While the empirical measure \(\mu_n\) captures the collective behavior of all agents in the mean field case, it is challenging to analyze this object directly in the case of local interaction since it throws away the underlying interaction structure. A more tractable object is the so-called neighborhood empirical measure (denoted by \(L_n\), where \(n\) is the number of agents), which is the empirical distribution of first neighborhoods of the agents in the system. This is a (random) probability measure on the space of rooted depth-1 trees with vertex marks. The marks represent the trajectory of state evolution of the agents. In the unmarked case, \(L_n\) becomes the degree distribution of the underlying interaction graph. As a first step to analyze metastability, we considered the non-interacting case where the vertex marks are independent and identically distributed random variables with a common law, say \(\nu\). When the mark space is discrete, for suitable families of interaction graphs, we proved a tractable relative-entropy-based rate representation for the rate function that governs the LDP for \(L_n\). The rate function takes the form \[ J(\mu) = \frac{1}{2} \left[H(\mu \| \check{\mu}) + H(\mu \| \hat{\mu}) \right]; \]
here, \(\check{\mu}\) and \(\hat{\mu}\) are certain auxiliary independent and conditionally independent (given the root mark) versions of \(\mu\), and \(H( \cdot \| \cdot)\) is the usual relative entropy functional. Thus, the rate function quantifies the cost of deviation of the joint law of the leaf marks from its independent and conditionally independent versions. Note that if \(\eta\) is the law on rooted depth-1 trees with i.i.d. vertex marks with the original distribution \(\nu\), then \(J(\eta) = 0\), and we recover the typical behavior of \(L_n\). Our LDP is applicable to random graph families such as uniform graphs with a fixed degree distribution (i.e., configuration model), uniform graphs with a fixed number of edges, and Erdos-Renyi random graphs. Additionally, we can consider graphs with i.i.d. edge marks in addition to vertex marks; the rate function therein also takes the exact same form.

See our paper for more details.

Research in data analytics

I am also interested in exploring data from various domains to answer specific scientific questions of interest. Some of the projects that I have worked on in this direction are as follows:

COVID-19 response

Agent-based models for studying disease spread: During the first wave of COVID-19 in India, we developed an agent-based model for Mumbai and Bengaluru to forecast the number of cases under various scenarios, including the opening of schools and workplaces, different levels of lockdown and containment policies, among others. For more details, refer to our paper and this toy simulator.
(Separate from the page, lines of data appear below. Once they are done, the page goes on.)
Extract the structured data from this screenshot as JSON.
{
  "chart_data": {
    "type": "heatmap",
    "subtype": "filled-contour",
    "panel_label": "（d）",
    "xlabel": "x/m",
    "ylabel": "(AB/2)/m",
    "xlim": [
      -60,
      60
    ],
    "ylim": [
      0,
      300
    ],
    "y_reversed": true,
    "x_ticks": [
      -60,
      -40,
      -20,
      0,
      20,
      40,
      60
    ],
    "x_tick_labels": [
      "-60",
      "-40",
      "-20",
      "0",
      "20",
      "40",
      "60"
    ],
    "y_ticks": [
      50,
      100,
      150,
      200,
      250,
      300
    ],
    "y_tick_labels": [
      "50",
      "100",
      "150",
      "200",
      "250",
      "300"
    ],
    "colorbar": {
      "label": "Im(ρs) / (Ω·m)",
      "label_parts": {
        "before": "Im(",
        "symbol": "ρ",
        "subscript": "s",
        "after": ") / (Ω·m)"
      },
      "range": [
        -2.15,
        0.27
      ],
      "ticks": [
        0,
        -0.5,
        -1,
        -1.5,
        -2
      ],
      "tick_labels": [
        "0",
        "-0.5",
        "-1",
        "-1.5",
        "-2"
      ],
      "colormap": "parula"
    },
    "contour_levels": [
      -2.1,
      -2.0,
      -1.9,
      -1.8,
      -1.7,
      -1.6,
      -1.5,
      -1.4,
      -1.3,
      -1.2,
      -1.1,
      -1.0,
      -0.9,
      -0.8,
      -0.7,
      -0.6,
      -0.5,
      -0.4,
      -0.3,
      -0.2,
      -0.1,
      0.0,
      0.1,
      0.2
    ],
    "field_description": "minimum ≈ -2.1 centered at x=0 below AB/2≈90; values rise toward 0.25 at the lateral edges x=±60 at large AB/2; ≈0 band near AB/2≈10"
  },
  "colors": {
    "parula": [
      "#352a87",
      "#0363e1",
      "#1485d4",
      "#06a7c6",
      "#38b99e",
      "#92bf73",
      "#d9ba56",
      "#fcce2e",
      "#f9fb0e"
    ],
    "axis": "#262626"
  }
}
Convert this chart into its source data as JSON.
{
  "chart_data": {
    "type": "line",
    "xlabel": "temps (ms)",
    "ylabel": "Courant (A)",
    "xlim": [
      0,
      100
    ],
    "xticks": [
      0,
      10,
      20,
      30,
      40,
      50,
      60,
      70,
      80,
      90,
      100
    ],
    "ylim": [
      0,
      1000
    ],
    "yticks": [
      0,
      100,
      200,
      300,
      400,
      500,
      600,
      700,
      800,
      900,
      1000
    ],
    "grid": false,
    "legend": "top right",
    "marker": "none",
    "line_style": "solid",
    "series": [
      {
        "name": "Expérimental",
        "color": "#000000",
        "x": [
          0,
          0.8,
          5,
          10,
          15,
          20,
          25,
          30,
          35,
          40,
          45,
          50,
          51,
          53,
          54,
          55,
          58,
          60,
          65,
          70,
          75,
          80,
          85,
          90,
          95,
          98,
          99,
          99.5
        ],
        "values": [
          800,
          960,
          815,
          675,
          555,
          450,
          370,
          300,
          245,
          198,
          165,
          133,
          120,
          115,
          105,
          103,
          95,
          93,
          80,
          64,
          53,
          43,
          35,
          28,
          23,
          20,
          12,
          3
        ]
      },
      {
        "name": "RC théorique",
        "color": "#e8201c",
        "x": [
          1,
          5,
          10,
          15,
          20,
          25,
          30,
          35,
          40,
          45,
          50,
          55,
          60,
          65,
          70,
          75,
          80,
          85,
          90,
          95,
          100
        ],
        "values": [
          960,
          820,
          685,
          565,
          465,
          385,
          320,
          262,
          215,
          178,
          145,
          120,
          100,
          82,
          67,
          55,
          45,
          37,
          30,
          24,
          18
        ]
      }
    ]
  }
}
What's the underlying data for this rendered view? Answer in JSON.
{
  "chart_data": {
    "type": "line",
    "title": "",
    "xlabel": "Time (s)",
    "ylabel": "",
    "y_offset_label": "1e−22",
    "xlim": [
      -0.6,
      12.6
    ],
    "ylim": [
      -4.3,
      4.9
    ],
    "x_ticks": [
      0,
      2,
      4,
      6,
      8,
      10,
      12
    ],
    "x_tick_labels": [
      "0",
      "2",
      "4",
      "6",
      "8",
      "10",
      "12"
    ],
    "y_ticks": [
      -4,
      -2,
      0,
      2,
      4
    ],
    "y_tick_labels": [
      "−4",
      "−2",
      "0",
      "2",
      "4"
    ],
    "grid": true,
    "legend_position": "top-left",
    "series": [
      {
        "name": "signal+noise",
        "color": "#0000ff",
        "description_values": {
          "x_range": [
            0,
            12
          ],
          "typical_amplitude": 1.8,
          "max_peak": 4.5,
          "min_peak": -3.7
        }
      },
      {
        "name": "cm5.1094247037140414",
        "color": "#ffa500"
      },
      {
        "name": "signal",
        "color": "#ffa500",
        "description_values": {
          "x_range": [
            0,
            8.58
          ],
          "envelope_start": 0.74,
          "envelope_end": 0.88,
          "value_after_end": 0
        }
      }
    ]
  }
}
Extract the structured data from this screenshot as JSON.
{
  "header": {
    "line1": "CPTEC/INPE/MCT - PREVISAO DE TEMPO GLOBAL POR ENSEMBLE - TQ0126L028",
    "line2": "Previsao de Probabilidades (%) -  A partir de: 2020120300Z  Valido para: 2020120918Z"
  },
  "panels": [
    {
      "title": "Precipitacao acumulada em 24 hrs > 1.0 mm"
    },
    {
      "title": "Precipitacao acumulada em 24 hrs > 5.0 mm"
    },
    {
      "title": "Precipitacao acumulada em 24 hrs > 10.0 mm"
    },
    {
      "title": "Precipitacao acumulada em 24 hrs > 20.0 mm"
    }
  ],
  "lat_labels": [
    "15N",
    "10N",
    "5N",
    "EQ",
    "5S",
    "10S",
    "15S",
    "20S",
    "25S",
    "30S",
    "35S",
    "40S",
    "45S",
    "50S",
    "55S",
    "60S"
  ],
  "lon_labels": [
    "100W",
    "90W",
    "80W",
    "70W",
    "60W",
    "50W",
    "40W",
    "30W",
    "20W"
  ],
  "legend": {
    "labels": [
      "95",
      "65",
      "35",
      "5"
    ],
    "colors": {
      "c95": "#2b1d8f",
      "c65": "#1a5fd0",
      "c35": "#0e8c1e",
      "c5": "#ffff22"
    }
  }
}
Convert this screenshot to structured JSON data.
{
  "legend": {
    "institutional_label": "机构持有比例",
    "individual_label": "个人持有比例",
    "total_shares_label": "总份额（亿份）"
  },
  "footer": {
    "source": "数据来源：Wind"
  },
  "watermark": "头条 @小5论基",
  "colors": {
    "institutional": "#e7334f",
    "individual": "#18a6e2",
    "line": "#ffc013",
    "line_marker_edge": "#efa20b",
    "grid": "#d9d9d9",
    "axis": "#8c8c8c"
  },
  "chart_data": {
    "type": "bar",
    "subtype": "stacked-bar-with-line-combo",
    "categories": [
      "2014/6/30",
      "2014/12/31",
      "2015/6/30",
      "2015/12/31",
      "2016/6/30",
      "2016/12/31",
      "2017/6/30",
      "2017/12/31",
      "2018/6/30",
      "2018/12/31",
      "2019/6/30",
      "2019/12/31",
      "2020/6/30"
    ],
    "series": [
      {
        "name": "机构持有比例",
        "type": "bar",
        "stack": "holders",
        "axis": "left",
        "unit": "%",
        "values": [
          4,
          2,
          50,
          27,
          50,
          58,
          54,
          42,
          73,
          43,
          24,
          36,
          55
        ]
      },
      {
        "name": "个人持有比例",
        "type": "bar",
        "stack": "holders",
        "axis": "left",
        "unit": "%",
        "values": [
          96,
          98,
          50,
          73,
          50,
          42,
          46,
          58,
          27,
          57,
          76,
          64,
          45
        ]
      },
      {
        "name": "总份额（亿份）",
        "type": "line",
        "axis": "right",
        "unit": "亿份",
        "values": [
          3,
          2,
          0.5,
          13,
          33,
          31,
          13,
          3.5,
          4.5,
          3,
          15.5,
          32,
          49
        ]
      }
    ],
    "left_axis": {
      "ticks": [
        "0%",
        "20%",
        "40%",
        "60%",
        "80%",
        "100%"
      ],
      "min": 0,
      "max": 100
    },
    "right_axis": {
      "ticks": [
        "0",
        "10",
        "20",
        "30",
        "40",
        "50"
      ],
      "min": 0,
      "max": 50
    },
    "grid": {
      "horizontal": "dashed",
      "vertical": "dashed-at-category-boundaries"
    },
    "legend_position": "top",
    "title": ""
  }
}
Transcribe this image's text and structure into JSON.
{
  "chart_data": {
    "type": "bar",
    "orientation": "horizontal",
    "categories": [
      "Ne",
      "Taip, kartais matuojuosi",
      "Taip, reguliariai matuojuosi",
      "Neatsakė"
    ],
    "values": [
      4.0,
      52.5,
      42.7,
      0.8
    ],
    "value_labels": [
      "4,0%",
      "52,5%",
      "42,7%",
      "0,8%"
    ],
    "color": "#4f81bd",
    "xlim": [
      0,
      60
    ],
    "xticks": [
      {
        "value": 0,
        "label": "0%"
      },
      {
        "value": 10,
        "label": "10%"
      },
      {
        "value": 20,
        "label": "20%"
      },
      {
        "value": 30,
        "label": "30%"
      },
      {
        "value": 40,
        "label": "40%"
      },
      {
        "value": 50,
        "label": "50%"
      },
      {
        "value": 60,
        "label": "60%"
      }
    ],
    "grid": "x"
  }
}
Compartmental models for vaccine allocation: During the initial rollout of COVID-19 vaccines, we studied the problem of allocating vaccines across various age groups and geographic locations to minimize the number of infections. For this project, we developed a compartmental model of epidemic spread that captures mobility and age-stratified interactions. Check out this manuscript for more details.

Public transportation

By analyzing GPS data from buses, we studied the effectiveness of the Bus Priority Lane (BPL) in Bengaluru. We proposed an algorithm to compute travel times from GPS data, and we concluded an overall improvement in travel times after the implementation of the BPL. We also identified hotspots on the BPL, as well as improvements in the peak and non-peak hour travel times. For more details, refer to this paper.